Migrants: inquiétude des associations et des maires avant l'arrivée de l'hiver sur la Côte d'Opale

Tous redoutent l'arrivée de l'hiver. À Calais, Grande-Synthe, et dans les autres villes du littoral à proximité du détroit du Pas-de-Calais, les démantèlements de campements de migrants se poursuivent à un rythme effréné depuis plusieurs mois pour empêcher tout "point de fixation". La semaine dernière, plusieurs centaines de personnes ont été évacuées d'un campement à Grande-Synthe. Deux semaines plus tôt, la ville avait déjà connu l'évacuation d'un camp de 800 migrants. Fin septembre, ce sont 400 migrants qui devaient plier bagage à Calais.
Selon l'ONG Human Rights Watch, plus de 1000 opérations de ce genre ont été menées sur l'année 2020 entre les deux villes du littoral. Une stratégie qui permet de les invisibiliser et de les épuiser, selon Louis-Emmanuel Meyer, prêtre de l'église Saint-Pierre à Calais: "Les réfugiés essayent de passer la nuit en Angleterre, le jour ils se reposent et en les harcelant, on leur en empêche", explique-t-il à BFMTV.com.
Grève de la faim
Pour dénoncer ce harcèlement des forces de l'ordre et l'absence de réponse de l'État face à leur sollicitations, un couple de militants et un aumônier du Secours catholique ont entamé une grève de la faim il y a neuf jours assortie d'une pétition. Ils sont soutenus par plusieurs associations comme Utopia56 et le Secours Catholique, suivis par un médecin et hébergés dans l'église Saint-Pierre: "Ce que déplorent les grévistes, c'est que le dialogue avec les associations est rompu", constate le prêtre Louis-Emmanuel Meyer.
Il n'hésite pas lui-même à critiquer l'hypocrisie de l'État qui assure des distributions de repas, notamment via l'association La Vie Active, tout en interdisant cette compétence aux associations non mandatées par l'État: "De la main gauche ils donnent à manger, de la main droite ils matraquent".
Ciblés par l'extrême-droite
Les grévistes réclament la "suspension des expulsions quotidiennes et des démantèlements de campements durant la trêve hivernale" et l'"arrêt de la confiscation des tentes et des effets personnels des personnes exilées" pendant cette période.
Samedi, ils ont reçu la visite de la sous-préfète de l'arrondissement Calais, Véronique Deprez-Boudier, mais "elle n'a pas accédé aux revendications", souligne Louis-Emmanuel Meyer.
Le week-end dernier, l'église a été la cible de tracts hostiles aux migrants, signés par un mouvement catholique traditionnaliste d'extrême droite: "Je me doutais que des activistes se signaleraient, mais je ne pensais pas que ça prendrait une tournure religieuse", préfère s'amuser le prêtre.
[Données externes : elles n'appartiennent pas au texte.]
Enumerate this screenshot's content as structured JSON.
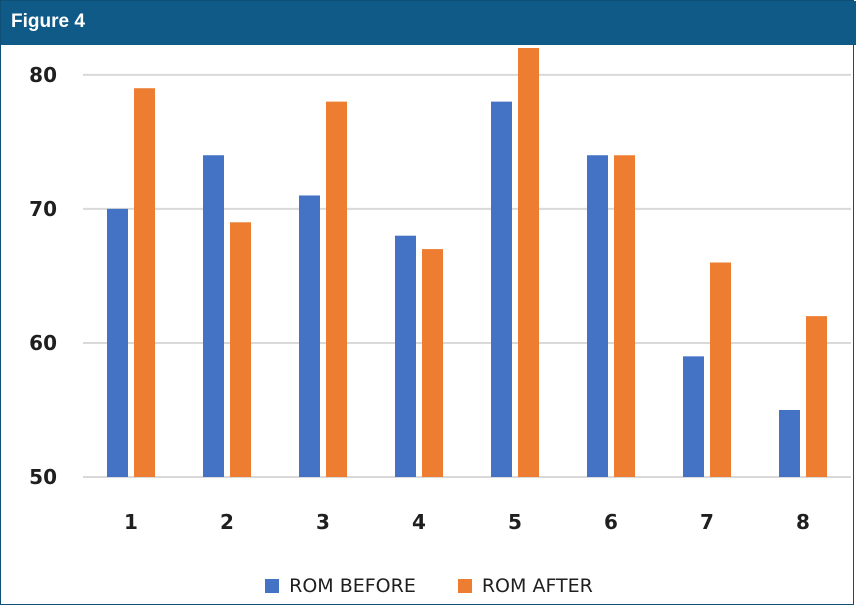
{
  "figure": {
    "title": "Figure 4"
  },
  "colors": {
    "header_bg": "#0f5a86",
    "before": "#4472c4",
    "after": "#ed7d31",
    "grid": "#d9d9d9"
  },
  "chart_data": {
    "type": "bar",
    "categories": [
      "1",
      "2",
      "3",
      "4",
      "5",
      "6",
      "7",
      "8"
    ],
    "series": [
      {
        "name": "ROM BEFORE",
        "values": [
          70,
          74,
          71,
          68,
          78,
          74,
          59,
          55
        ]
      },
      {
        "name": "ROM AFTER",
        "values": [
          79,
          69,
          78,
          67,
          82,
          74,
          66,
          62
        ]
      }
    ],
    "ylim": [
      50,
      82
    ],
    "yticks": [
      50,
      60,
      70,
      80
    ],
    "grid": true,
    "legend_position": "bottom",
    "title": "",
    "xlabel": "",
    "ylabel": ""
  }
}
Les militants n'ont pas prévu de porter plainte.
Manque de solutions d'hébergement
L'an dernier, la paroisse avait hébergé des migrants dans la Maison du Doyenné, mais celle-ci a dû fermer après une commission sécurité demandée par la mairie de Calais. "On réfléchit à d'autres solutions", explique le prêtre.
Dans les autres villes de la Côte d'Opale, la situation n'est pas meilleure. La semaine dernière, le maire PS de Grande-Synthe, Martial Beyaert, a déploré le "peu de solutions proposées par les services de l'État", avec "l'hiver qui arrive". En février dernier, la préfecture du Pas-de-Calais avait ouvert deux hangars pour 170 places supplémentaires d'hébergement d'urgence à Grande-Synthe, et deux autres à Calais, lors de la vague de froid.
D'autant que, malgré les conditions météorologiques dangereuses, le nombre de tentatives de traversées ne faiblit pas. Dans la nuit de dimanche à lundi, 213 migrants ont été secourus au large du Nord et du Pas-de-Calais selon la préfecture de la Manche et de la mer du Nord, alors qu'ils tentaient d'atteindre le Royaume-Uni avec des embarcations de fortune. Des conditions climatiques difficiles et une mer agitée sont par ailleurs attendues dans les prochains jours.